JWT was struck by the Japanese translation of Kit Kat—Kitto Katso means "surely win"—and the tradition of sending students good luck wishes before they take tough higher education entrance exams. So Nestle partnered with Japan's post office to create "Kit Kat Mail," a post card-like product sold only at the post office that could be mailed to students as an edible good luck charm. "It was a brilliant idea, flawless execution and amazing results," said Nick Brien, president-CEO of Mediabrands Worldwide and president of the media jury. "They created a business model that didn't exist before."
In innovation piled on innovation, Kit Kat Mail was available in 20,000 Japan Post outlets, creating a new, competition-free retail channel where the product was heavily promoted in a place where there were no rival products, and became part of the popular culture. It was also the first time Japan Post ever partnered with a private company.
Brien said Kit Kat Mail also garnered $11 million worth of free publicity, and Nestle is keeping it as a permanent product. "Exams are over but people still send it to wish good luck on any occasion." This year's revamped Media Lions graded heavily on effectiveness, and the jury tossed out terrific ideas they loved that didn't rigorously address execution and proof of results.
"The focus was solutions that worked," Brien said.
There were still a hefty number of Media Lions—20 gold, 29 silver and 69 bronze, up from a total of 55 last year.
This week different juries are picking the same ads as Grand Prix contenders. The other closest candidate for the Media Grand Prix was a heartfelt effort to raise awareness of the forced-into-exile newspaper The Zimbabwean by putting a message about its plight on Zimbabwe's worthless trillion dollar bills and using the currency as a giant poster and a brochure and other media. The outdoor portion of the campaign, by TBWA Hunt Lascaris, Johannesburg, won the Outdoor Grand Prix. In the end, The Zimababwean won gold but didn't muster enough votes to win the Media Grand Prix because the idea of turning money into media had been used before and so was not entirely original, Brien said.
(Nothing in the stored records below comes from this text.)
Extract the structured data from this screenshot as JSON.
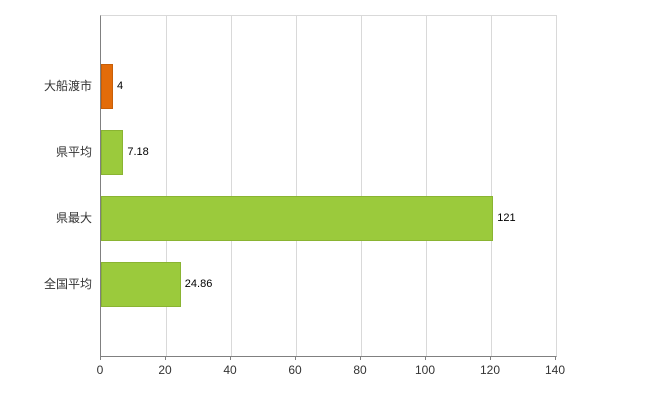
{
  "chart_data": {
    "type": "bar",
    "orientation": "horizontal",
    "title": "",
    "xlabel": "",
    "ylabel": "",
    "categories": [
      "大船渡市",
      "県平均",
      "県最大",
      "全国平均"
    ],
    "values": [
      4,
      7.18,
      121,
      24.86
    ],
    "value_labels": [
      "4",
      "7.18",
      "121",
      "24.86"
    ],
    "bar_colors": [
      "#e36c0a",
      "#9bca3c",
      "#9bca3c",
      "#9bca3c"
    ],
    "xlim": [
      0,
      140
    ],
    "xticks": [
      "0",
      "20",
      "40",
      "60",
      "80",
      "100",
      "120",
      "140"
    ],
    "grid": "vertical",
    "legend": "none"
  },
  "colors": {
    "highlight_bar": "#e36c0a",
    "highlight_bar_border": "#c85f08",
    "default_bar": "#9bca3c",
    "default_bar_border": "#8ab432",
    "gridline": "#d9d9d9",
    "axis": "#808080",
    "background": "#ffffff",
    "label_text": "#333333"
  }
}
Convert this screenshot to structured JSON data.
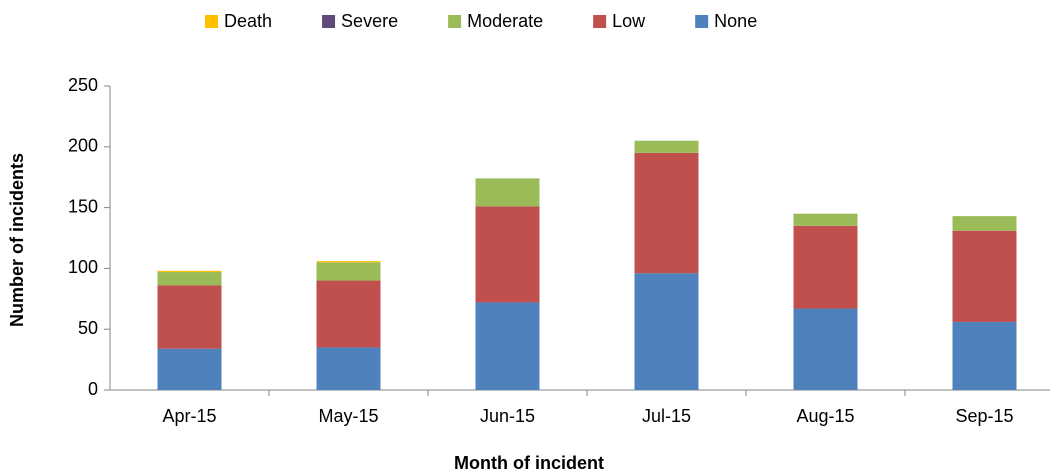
{
  "chart_data": {
    "type": "stacked_bar",
    "categories": [
      "Apr-15",
      "May-15",
      "Jun-15",
      "Jul-15",
      "Aug-15",
      "Sep-15"
    ],
    "series": [
      {
        "name": "Death",
        "color": "#ffc000",
        "values": [
          1,
          1,
          0,
          0,
          0,
          0
        ]
      },
      {
        "name": "Severe",
        "color": "#604a7b",
        "values": [
          0,
          0,
          0,
          0,
          0,
          0
        ]
      },
      {
        "name": "Moderate",
        "color": "#9bbb59",
        "values": [
          11,
          15,
          23,
          10,
          10,
          12
        ]
      },
      {
        "name": "Low",
        "color": "#c0504d",
        "values": [
          52,
          55,
          79,
          99,
          68,
          75
        ]
      },
      {
        "name": "None",
        "color": "#4f81bd",
        "values": [
          34,
          35,
          72,
          96,
          67,
          56
        ]
      }
    ],
    "ylim": [
      0,
      250
    ],
    "yticks": [
      0,
      50,
      100,
      150,
      200,
      250
    ],
    "y_label": "Number of incidents",
    "x_label": "Month of incident",
    "grid": false,
    "legend": "top"
  }
}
Another jury favorite, "The Best Job in the World" for Tourism Queensland, reappeared as a gold winner in media after picking up two Grand Prix on Monday, in both the Lions Direct and the new PR Lions competitions. The integrated campaign by Cummins Nitro, Brisbane, to promote tourism to Australia under the guise of recruiting for a dream job as a lighthouse keeper, was a contender for the media Grand Prix, too.
The U.S. won four gold Media Lions, including Crispin, Porter + Bogusky's notorious "Whopper Sacrifice" promotion for Burger King that offered each Facebook user who deleted ten friends a free Whopper, and a campaign called "Reinventing the Magazine" for Lexus USA by Team One, El Segundo, Calif., that judges said belied frequent talk about the demise of print media. Lexus partnered with Time Inc. to customize a magazine for readers based on information they provided about themselves and multiple data bases. Content was drawn from eight different Time Inc magazines and Lexus ads were tailored to the individual reader in a series of five on-demand issues of "Mine" delivered to consumers in the print or digital form they chose.
"It was brilliant how they were able to bring that level of customization when there's talk about the death of magazines," said Monica Gadsby, CEO of SMG Multicultural and a Media Lions judge. "Consumers' names are even embedded in the ads."
The other two U.S. gold Media Lion winners were DDB West, San Francisco for The Clorox Co.'s Green Works Natural Cleaner and a Walmart sustainability campaign by Mediavest USA, New York.
Brien succeeded in raising the bar on requiring proof of effectiveness for this year's Media Lion winners, but is still working on a different challenge: getting more media agencies to enter the Media Lions. About two-thirds of the 20 gold winners and the Grand Prix were entered by creative agencies like Crispin and JWT, and only one-third by media agencies, a proportion he said was representative of the 1,840 entries this year.